Le niveau grand public : extraction par défaut
Pour les centaines de millions de personnes qui utilisent des versions gratuites ou individuelles des chatbots d’IA, l’extraction des données est la norme.
Entraînement par défaut : La plupart des développeurs d’IA de pointe utilisent par défaut les conversations des utilisateurs grand public pour entraîner et améliorer leurs modèles.
Démarche de désactivation : Les utilisateurs qui veulent garder leurs données privées doivent souvent se frayer un chemin dans des réglages complexes pour désactiver explicitement cette collecte.

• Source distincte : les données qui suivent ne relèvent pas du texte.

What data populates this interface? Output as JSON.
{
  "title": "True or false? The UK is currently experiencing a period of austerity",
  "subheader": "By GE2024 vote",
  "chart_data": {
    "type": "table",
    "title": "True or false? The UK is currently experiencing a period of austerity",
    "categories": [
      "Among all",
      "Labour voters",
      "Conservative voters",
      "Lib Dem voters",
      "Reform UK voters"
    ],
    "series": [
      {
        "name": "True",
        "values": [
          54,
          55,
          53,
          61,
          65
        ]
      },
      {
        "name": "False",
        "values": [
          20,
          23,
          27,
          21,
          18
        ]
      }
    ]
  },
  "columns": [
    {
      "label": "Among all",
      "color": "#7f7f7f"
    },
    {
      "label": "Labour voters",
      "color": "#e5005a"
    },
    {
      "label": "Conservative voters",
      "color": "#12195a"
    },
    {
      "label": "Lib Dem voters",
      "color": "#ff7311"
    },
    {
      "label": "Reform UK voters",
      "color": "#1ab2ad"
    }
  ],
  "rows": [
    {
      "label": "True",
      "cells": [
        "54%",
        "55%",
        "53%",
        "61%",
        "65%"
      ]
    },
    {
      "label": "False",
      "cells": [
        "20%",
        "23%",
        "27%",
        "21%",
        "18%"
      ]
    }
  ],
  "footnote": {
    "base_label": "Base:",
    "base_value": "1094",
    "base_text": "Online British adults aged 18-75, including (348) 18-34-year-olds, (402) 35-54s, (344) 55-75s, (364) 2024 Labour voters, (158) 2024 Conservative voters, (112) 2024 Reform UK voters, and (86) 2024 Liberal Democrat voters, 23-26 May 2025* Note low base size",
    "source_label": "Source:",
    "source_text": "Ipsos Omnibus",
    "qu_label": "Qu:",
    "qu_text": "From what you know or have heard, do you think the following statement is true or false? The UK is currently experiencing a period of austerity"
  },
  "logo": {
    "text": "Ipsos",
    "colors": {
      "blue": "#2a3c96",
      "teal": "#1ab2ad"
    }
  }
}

Conservation indéfinie : Certaines grandes plateformes semblent conserver les conversations des particuliers sans limite de temps, ou pendant plusieurs années, au nom du « contrôle qualité ».
Le cadrage par la culpabilisation : Les interfaces présentent souvent le partage des données comme le fait « d’améliorer le modèle pour tout le monde », en s’appuyant sur la pression sociale pour décourager les réglages de confidentialité.
Le niveau entreprise : la confidentialité dès la conception
À l’inverse, les versions professionnelles de ces mêmes outils sont conçues selon des standards de gestion des données adaptés aux entreprises.
Exclus de l’entraînement : Les conversations des utilisateurs professionnels sont généralement exclues par défaut de l’entraînement des modèles.
Contrôles centralisés : Les organisations disposent en général des moyens de configurer les durées de conservation des données et de gérer les droits des utilisateurs de façon centralisée.
Zéro conservation des données (ZDR) : Les API entreprise proposent souvent des modes « Zero Data Retention » où les données sont traitées en transit mais jamais stockées au repos.